BetclicChcesz więcej typów bukmacherskich? Dołącz do Grupy Zagranie!

Washington Wizards (0-0) vs Philadelphia 76ers (0-0) (czwartek 01:00)

Wizards jak najszybciej chcą zapomnieć o zeszłorocznym sezonie, gdzie nie udało im się awansować do playoffów. Scott Brooks ze swoim sztabem postanowili sprowadzić kogoś, kto doda zespołowi ważne punkty. Tym zawodnikiem został Russell Westbrook wymieniony za Johna Walla, który nie błyszczał w Rockets, tak jak nas przyzwyczaił. Oprócz niego, Wizard sięgnęło po Robina Lopeza. Wymiana na linii z Houston w mojej opinii to bardzo dobry ruch ze strony Washington, dlatego że Wall przez dwa lata nie grał w koszykówkę. Nie da się ukryć, że Bradley Beal z Westbrookiem może stać się cennym duetem. W późniejszym czasie ich współpraca będzie kluczem do zdobywanie cennych zwycięstw. Początek sezonu to przede wszystkim czas dla Brooksa, który musi poukładać swoich zawodników i poszukać alternatyw.
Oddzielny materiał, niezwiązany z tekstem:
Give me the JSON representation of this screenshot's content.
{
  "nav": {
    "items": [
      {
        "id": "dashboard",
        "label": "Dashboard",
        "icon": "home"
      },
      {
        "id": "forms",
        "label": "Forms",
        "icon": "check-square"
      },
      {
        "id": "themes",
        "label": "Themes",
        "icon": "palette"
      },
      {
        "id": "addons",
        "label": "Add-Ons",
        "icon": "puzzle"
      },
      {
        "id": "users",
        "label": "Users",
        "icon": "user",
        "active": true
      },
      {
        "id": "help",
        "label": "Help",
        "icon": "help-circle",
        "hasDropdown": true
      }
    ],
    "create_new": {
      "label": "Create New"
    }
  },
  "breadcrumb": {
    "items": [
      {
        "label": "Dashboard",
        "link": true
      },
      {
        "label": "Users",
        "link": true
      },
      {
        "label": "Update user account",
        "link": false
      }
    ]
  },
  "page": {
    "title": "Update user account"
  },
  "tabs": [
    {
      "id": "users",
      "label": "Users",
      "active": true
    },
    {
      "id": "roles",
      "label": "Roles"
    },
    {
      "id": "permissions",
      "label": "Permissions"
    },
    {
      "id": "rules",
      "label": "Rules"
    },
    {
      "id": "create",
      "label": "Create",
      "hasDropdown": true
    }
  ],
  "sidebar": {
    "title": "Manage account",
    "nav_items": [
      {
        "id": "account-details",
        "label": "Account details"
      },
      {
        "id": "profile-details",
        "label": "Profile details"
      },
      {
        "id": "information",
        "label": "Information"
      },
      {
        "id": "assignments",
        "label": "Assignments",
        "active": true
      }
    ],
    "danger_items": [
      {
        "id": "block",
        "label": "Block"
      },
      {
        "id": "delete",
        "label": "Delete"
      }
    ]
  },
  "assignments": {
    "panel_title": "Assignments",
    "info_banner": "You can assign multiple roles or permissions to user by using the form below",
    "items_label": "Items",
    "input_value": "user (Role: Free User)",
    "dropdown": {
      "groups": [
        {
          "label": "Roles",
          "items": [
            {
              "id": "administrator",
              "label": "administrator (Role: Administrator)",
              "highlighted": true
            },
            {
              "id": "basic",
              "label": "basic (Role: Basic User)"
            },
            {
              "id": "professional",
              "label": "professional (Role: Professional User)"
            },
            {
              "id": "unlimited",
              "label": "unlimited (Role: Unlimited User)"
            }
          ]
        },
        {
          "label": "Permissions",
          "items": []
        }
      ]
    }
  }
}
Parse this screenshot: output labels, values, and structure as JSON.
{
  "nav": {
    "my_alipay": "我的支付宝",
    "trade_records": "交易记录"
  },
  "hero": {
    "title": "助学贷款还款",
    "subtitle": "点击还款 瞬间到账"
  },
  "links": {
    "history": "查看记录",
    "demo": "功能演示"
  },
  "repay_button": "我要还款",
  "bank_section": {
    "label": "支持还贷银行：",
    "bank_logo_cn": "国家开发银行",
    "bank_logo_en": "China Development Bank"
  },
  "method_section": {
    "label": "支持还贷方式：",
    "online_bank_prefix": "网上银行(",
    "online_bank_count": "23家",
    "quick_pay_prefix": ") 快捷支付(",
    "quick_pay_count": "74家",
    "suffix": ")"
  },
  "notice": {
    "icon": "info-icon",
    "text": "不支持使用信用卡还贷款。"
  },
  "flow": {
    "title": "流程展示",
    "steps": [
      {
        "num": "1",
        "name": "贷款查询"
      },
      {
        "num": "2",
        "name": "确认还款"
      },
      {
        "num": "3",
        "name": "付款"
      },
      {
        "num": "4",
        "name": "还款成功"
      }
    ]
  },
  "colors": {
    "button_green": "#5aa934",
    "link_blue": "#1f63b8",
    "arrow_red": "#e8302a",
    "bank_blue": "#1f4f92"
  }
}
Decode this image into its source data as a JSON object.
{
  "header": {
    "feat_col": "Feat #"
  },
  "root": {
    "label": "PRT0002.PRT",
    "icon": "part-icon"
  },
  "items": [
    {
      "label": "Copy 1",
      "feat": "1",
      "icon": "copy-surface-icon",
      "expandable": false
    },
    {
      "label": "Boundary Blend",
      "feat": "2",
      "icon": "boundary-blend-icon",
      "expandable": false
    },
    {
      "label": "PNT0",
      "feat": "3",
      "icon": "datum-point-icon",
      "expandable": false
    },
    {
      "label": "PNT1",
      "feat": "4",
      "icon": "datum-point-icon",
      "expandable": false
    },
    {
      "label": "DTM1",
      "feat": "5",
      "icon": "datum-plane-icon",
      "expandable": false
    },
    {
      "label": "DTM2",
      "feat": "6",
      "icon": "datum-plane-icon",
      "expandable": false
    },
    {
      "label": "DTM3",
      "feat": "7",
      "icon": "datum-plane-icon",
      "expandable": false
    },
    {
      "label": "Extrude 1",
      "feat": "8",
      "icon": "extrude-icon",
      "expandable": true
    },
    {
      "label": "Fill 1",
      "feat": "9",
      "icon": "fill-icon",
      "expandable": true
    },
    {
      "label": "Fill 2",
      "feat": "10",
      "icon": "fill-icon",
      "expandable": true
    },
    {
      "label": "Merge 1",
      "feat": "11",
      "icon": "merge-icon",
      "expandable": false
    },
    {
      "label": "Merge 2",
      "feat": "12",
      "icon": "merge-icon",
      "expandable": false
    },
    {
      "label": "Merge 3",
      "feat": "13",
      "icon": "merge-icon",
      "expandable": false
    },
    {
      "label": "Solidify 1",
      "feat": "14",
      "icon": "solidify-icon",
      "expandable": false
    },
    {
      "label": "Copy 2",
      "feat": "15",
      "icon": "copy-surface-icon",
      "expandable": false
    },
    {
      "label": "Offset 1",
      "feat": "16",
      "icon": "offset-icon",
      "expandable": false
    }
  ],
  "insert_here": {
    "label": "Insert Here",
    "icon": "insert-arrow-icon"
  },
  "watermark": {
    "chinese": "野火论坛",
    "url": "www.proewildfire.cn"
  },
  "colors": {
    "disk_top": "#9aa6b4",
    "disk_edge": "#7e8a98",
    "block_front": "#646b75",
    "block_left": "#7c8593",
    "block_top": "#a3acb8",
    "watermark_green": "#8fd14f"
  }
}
Problem Wizards to głębia składu, a raczej jej brak. Poza pozycją centra reszta pozycji wygląda biednie obsadzona. Jednym z ciekawszym nazwisk jest Hachimura, który potrzebuję jeszcze dużo treningów, by stać się kluczowym zawodnikiem. Możliwe, że jednak początek sezonu będzie musiał oglądać z ławki z powodu problemów zdrowotnych.

76ers nie poradziło sobie w playoff 2020. Nie potrafili przeciwstawić się Bostonowi i z hukiem odpali w pierwszej rundzie. Zarząd Filadefii stwierdził, że Brett Brown zrobił wszystko na co było go stać i pora na zmiany. Do zespołu przybyło paru grajków, a wsród nich: Tony Bradley, Seth Curry, Danny Green czy Dwight Howard. Wraz z nowymi zawodnikami do klubu trafił Doc Rivers, który na starcie musi okiełznać boiskowe połączenie Simmonsa z Emiidem. Z klubu odeszli: Al Horford oraz Josh Richardson. Zmiany kadrowe wydają się przemyślane i na papierze 76ers mogą walczyć o większy sukces aniżeli pierwsza faza playoff. Zawodnicy z Filadelfii mocno wzięli do siebie przygotowania i nie zostawili żadnych szans swoim rywalom w dwóch spotkaniach. Docs zapowiada ciężką pracę na treningach, która ma mieć odbicie w wysokim procencie zwycięstw w sezonie zasadniczym. Czy zobaczymy dobrze współgrający projekt Ben Simmons – Joel Embiid?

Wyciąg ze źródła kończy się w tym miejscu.